Members of Norwegian commission on Mi-8 crash to travel to Russia
February 09, 20:39UTC+3
They plan to visit the helicopter airline company in Russia, the design bureau in Moscow and also meet Russian aviation authorities
OSLO, February 9. /TASS/. The next stage of the probe into the crash of a Russian Mi-8 helicopter that occurred in the sea off Norway’s Spitsbergen island last October will be a trip by members of the Accident Investigation Board Norway to Russia, Hans Herdahl, Inspector of Accidents at the board’s Aviation Department, informed TASS.
«The next step now is to visit the helicopter airline company in Russia [Convers Avia], the design bureau in Moscow and also meet Russian aviation authorities,» he said. «The agenda for the meetings is being set up in cooperation with Russian accident investigation board. They will join us in these meetings and we will have conversations with those three parties together. Since we haven’t found out any issues with the helicopter itself at this stage, it is necessary for us to look other ways like operational issues causing the accident for example.»
Herdahl noted though it was too early to talk about specific versions yet and about what might be revealed during the board’s work in Russia. He stressed that the «investigation of the helicopter itself did not reveal anything that might have caused the accident.»

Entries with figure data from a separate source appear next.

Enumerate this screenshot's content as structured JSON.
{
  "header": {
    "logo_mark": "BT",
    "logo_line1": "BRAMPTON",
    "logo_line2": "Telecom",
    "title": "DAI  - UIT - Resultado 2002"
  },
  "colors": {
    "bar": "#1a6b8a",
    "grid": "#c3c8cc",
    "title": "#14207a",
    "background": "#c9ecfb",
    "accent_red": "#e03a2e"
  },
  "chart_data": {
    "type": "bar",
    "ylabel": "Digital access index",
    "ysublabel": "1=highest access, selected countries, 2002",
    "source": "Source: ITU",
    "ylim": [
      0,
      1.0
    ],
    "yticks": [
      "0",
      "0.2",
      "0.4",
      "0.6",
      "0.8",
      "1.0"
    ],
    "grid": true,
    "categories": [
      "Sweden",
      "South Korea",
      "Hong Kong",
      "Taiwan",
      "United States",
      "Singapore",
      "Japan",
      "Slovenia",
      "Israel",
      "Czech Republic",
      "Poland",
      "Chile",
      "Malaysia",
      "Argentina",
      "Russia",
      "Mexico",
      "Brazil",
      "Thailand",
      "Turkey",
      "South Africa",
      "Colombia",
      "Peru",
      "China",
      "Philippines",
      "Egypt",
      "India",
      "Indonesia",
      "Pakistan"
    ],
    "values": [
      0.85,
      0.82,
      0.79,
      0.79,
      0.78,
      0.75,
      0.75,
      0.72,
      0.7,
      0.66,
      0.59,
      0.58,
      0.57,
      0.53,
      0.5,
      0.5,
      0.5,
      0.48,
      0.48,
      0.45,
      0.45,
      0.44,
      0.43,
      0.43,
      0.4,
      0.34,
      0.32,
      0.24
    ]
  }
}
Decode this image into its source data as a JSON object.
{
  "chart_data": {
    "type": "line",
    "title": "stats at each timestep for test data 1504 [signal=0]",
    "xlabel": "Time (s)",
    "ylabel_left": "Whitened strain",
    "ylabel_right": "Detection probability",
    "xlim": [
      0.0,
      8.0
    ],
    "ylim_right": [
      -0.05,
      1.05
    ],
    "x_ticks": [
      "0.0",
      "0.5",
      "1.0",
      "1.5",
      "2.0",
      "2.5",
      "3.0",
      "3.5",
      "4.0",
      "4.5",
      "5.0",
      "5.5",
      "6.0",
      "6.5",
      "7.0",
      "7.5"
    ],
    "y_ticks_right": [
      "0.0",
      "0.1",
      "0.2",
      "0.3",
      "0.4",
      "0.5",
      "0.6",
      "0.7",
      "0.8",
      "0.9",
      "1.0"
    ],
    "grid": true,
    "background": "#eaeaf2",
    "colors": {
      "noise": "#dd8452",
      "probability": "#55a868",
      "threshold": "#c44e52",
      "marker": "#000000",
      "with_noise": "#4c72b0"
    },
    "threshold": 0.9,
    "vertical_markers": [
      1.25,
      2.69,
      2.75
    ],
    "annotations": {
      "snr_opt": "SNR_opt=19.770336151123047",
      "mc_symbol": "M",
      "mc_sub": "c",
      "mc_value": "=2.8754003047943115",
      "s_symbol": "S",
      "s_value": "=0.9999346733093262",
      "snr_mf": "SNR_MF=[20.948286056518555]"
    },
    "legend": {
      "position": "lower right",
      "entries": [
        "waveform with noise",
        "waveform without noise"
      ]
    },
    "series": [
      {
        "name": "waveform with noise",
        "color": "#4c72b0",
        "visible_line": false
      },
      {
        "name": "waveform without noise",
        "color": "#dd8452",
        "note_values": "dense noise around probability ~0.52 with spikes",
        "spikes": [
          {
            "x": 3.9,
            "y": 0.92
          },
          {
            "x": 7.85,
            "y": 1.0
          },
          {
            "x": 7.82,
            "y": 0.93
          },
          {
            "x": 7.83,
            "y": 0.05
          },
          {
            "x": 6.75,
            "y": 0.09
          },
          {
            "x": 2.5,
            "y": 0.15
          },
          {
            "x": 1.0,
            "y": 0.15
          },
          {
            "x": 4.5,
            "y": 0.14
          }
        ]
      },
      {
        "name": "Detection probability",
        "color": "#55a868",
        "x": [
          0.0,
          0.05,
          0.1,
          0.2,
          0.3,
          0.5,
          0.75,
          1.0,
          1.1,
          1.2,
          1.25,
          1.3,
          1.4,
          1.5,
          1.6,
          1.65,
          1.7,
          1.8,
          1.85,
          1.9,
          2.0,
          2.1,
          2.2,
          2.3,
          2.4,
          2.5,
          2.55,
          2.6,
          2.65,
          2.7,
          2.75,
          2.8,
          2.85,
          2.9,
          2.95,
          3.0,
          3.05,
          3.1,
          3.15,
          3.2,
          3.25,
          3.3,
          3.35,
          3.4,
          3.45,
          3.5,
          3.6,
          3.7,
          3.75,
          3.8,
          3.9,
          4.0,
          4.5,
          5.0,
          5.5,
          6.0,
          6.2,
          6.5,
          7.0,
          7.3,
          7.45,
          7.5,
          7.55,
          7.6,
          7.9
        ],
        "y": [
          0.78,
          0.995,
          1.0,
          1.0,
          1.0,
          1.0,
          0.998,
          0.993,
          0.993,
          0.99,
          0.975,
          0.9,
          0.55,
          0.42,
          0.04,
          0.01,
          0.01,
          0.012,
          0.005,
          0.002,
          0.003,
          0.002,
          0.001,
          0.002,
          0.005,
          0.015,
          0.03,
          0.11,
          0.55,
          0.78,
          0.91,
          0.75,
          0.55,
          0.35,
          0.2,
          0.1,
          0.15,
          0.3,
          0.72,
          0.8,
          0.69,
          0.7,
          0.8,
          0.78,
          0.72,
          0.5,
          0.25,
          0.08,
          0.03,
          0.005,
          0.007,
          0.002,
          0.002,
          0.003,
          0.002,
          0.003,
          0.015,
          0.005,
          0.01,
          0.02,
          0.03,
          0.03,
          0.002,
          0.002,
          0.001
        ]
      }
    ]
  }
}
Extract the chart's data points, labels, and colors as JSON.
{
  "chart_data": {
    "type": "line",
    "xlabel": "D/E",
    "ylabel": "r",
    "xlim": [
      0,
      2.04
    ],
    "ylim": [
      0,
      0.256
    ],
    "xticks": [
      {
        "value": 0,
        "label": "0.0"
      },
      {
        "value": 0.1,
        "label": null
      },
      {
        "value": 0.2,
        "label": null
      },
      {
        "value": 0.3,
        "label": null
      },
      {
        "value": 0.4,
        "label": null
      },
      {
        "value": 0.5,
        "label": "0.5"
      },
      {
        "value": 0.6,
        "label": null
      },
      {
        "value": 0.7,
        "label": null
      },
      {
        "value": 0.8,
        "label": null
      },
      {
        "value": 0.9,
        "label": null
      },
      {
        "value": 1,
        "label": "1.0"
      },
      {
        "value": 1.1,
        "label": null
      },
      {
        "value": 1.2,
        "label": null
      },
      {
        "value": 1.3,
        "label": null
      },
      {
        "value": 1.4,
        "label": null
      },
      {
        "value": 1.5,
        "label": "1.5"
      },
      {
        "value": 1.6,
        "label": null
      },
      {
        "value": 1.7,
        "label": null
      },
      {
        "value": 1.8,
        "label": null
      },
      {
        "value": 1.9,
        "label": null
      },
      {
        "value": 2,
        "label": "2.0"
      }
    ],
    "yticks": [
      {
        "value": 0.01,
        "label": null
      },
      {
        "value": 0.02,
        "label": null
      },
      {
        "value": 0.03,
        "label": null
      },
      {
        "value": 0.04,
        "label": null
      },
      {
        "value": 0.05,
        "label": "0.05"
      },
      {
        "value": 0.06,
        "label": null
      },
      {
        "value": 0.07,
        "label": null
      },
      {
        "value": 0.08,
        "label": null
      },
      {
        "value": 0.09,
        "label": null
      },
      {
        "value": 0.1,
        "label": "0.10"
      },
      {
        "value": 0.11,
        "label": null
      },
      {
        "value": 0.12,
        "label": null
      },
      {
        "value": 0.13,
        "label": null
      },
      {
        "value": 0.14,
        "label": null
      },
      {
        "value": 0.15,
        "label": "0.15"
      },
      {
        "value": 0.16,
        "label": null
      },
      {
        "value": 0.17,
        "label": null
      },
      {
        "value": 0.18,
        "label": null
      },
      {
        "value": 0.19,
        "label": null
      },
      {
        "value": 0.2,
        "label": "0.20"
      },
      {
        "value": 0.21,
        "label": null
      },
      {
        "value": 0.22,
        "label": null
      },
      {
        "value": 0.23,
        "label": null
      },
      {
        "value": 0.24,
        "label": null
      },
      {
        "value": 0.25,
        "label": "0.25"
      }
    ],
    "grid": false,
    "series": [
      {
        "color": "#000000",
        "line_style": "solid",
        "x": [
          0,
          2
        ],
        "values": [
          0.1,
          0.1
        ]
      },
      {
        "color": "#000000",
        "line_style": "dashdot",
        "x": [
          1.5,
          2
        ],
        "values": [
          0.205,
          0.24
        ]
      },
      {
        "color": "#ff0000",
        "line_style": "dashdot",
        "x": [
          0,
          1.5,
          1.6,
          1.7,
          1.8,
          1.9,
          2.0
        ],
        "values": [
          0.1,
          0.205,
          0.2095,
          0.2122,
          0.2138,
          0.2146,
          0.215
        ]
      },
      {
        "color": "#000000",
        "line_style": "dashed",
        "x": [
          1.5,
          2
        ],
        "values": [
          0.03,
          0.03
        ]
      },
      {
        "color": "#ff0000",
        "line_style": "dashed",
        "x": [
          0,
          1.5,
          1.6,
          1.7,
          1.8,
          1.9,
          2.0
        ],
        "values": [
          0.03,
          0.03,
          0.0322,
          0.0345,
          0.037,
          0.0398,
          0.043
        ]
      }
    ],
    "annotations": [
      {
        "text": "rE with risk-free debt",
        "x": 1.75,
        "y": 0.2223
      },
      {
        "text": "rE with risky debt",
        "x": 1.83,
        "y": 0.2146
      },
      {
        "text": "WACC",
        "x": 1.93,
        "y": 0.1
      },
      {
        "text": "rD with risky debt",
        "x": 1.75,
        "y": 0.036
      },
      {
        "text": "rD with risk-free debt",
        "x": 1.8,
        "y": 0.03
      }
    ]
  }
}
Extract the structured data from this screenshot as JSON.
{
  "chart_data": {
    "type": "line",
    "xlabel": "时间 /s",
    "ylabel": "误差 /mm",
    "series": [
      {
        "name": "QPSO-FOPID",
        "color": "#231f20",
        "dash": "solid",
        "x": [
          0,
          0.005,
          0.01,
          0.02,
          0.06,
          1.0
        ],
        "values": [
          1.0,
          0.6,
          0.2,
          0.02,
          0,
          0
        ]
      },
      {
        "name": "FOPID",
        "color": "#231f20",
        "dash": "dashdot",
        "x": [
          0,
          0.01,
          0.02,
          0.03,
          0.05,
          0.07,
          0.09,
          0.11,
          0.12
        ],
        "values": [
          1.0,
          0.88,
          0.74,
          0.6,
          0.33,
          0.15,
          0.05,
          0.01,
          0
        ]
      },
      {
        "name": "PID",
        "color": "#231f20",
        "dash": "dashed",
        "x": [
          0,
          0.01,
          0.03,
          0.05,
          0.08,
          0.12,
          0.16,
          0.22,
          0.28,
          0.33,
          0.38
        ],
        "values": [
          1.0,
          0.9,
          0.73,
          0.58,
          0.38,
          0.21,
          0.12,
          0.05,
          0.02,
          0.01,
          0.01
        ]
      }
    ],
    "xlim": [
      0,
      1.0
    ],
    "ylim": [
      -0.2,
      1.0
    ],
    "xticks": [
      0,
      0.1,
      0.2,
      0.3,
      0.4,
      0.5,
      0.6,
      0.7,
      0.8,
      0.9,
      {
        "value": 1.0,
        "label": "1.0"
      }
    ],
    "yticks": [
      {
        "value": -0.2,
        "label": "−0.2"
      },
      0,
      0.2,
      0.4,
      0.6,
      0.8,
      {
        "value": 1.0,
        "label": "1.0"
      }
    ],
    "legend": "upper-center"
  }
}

«We haven’t got any suspicions yet [regarding the causes for the disaster], and, of course, it is very regrettable that the flight data recorder was destroyed,» he added.
According to Herdahl, specific dates for the visit have not been determined yet. However, the issue at hand could be the beginning of March. Deputy Director of Convers Avia Dmitry Zhelyazkov earlier told TASS that Norwegian experts would visit the city of Tver northwest of Moscow where the airline is based in February.
A Mil Mi-8 helicopter of the Convers Avia airline, carrying eight people, went missing while on its way from the mothballed community of Pyramiden to Barentsburg on October 26. There were five crew members and three employees of the Russian Arctic and Antarctic Research Institute on board. A search and rescue operation, which involved more than 400 Russian rescue workers, was launched. On October 29, the helicopter was found on the seabed two kilometers east of Cape Heer at a depth of nearly 210 meters. On October 30, the body of one of the victims was found 130 meters away from the crash site.